Salman Rafi Sheikh
After swinging its Iran policy from ‘no dictate from the US’ and compliance only with the UN sanctions to completely ditching their purchase of oil from Iran and principally following the US policy of isolating and crippling Iran’s economy, India has now also made a major change in its Afghanistan policy, making a major shift from its previous ‘principled’ position of ‘no talks with the Taliban’ to any political set up for Afghanistan that might help end the war. India has thus completely fallen in line with the US policies vis-à-vis this part of the world i.e. Iran and Afghanistan.
This is a significant development not just because India, despite its geographic limitations, has significant economic presence in Afghanistan, but also because the imperatives of a negotiated political settlement with the Taliban as well as the Talban’s return to politics has received a fresh impetus, making it even less controversial.
In announcing this major departure and scaling down its demand for holding presidential elections before any potential deal with the Taliban, India’s out-going foreign minister said in the recent meeting of SCO that “India stands committed to any process, which can help Afghanistan emerge as a united, peaceful, secure, stable, inclusive and economically vibrant nation, with guaranteed gender and human rights”. What this means is that India does no longer think it viable to impress upon its previous demand of an “Afghan controlled” peace process for the political future of Afghanistan.
However, the question that begs attention is: notwithstanding the importance of what India has said, what really matter is why it has changed its policy now? What mad India shift its stance?
Obviously, one answer would be that India has seen the inevitable i.e. the Taliban’s return to the political power and that it realized that it is about the right time it changed its stance and mend relations with the Taliban, who are inevitably going to be a leading political force in Afghanistan in the post-settlement scenario.
With news of a possible final deal, involving participants from Afghanistan’s all major political groups, including the ruling group, reaching quite rapidly now, India would have practically shot itself in the foot if it had continued to demand presidential elections and an “Afghan controlled” peace process.
Developments within Afghanistan seem to have also helped India change its erstwhile policy. Afghanistan’s Supreme Court recently ruled that president Ghani could stay in power for as long as the next elections were held in September or even beyond the newly set date.

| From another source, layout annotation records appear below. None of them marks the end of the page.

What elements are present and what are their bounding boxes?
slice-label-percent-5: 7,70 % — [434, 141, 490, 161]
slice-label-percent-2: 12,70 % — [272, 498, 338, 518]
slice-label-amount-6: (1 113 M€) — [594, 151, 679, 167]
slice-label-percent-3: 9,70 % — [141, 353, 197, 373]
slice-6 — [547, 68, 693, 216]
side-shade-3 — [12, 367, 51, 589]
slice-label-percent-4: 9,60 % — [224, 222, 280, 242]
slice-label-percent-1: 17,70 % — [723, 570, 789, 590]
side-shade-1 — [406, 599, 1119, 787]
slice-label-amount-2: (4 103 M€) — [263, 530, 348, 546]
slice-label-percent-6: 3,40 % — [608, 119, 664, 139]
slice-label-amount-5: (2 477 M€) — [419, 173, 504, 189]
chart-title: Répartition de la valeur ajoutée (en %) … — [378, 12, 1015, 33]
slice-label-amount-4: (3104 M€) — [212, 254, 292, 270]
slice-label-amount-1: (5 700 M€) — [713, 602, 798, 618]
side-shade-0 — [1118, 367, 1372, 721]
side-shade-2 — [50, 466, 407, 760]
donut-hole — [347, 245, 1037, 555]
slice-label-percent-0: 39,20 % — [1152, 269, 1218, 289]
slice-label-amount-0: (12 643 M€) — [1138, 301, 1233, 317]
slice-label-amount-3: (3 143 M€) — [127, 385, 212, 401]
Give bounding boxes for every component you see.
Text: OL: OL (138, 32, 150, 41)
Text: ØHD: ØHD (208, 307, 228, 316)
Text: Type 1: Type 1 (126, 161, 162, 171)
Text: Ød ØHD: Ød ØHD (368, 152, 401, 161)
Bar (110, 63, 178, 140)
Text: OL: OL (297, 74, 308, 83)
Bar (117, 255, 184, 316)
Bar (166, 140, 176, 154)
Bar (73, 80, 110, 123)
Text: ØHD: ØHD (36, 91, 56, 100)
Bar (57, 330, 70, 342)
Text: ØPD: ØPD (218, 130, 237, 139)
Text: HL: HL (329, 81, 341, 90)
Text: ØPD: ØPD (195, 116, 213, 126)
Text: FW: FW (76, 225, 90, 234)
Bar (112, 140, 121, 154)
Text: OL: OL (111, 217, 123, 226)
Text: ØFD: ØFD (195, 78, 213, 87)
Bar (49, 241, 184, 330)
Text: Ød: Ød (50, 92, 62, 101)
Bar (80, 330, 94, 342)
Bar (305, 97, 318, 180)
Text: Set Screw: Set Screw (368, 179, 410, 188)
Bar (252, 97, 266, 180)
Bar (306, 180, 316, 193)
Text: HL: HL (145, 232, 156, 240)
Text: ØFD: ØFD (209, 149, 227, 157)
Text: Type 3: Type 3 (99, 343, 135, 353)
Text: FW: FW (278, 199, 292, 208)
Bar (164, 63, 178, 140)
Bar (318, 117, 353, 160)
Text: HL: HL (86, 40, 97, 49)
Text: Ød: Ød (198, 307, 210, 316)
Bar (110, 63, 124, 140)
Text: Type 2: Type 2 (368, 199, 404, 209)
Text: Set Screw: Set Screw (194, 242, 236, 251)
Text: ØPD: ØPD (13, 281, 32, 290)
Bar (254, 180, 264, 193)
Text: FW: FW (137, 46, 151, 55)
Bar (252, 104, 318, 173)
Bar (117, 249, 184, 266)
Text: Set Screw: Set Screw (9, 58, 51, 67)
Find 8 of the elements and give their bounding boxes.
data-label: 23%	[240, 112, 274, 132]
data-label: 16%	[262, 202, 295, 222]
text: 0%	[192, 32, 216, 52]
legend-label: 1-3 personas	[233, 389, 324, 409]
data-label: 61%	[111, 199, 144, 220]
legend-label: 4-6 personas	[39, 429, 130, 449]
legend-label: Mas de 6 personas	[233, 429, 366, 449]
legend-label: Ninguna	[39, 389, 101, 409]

What this means in practical terms is that India can now find some satisfaction in the fact that the Ghani-led pro-India political elite will nevertheless have presence in the dialogue process and that they might be able to influence the final outcome in ways that might give advantage in an otherwise strategically disadvantaged territory where the pro-Pakistan Taliban are likely to dominate the political landscape.
But the fact that the deal is already in the pipeline and top US officials, including Mike Pompeo, have already taken Kabul officials in confidence that next round of ‘intra-Afghan’ talks to be held in Doha will be a successful one means that India was left with no option but to change its previous stance.
It was necessary in the wake of virtual isolation that India had been experiencing ever since the beginning of talks with the Taliban. As a matter of fact, all major states, except India, involved in Afghanistan—the US, Pakistan, China, Russia—have somehow successfully and directly engaged with the Taliban in the past and they continue to engage in order to reach a settlement that might satisfy all the concerned parties, including Afghanistan. India had been a left-out party until now and was not a part of the peace-consensus that has developed not only among external actors—the US, Russia, China and Pakistan—but also among Afghanistan’s internal players.
An internal and external consensus is certainly now available that says that peace is the number one priority and the presidential election can take place later. Hamid Karzai, Afghanistan’s former president, told in an interview to the Turkish media given during his recent tour of Moscow that “First peace. The priority for us now is peace in Afghanistan. Once we have peace and stability then we can conduct our elections more properly.”
Doubtlessly, India’s policy had, from the beginning, been, as we pointed in a number of previous stories written for SAM, the exact opposite of what Karzai and a number of other political figures seem to prioritize for Afghanistan.
In this context, therefore, India’s ‘awakening’ to the real ground realities of Afghanistan and seeing which way the wind is blowing is not a result of some realism prevailing in New Delhi; it is more or less a result of India’s attempt to avoid isolation and exclusion from the Afghan saga that is finally coming to an end through negotiations.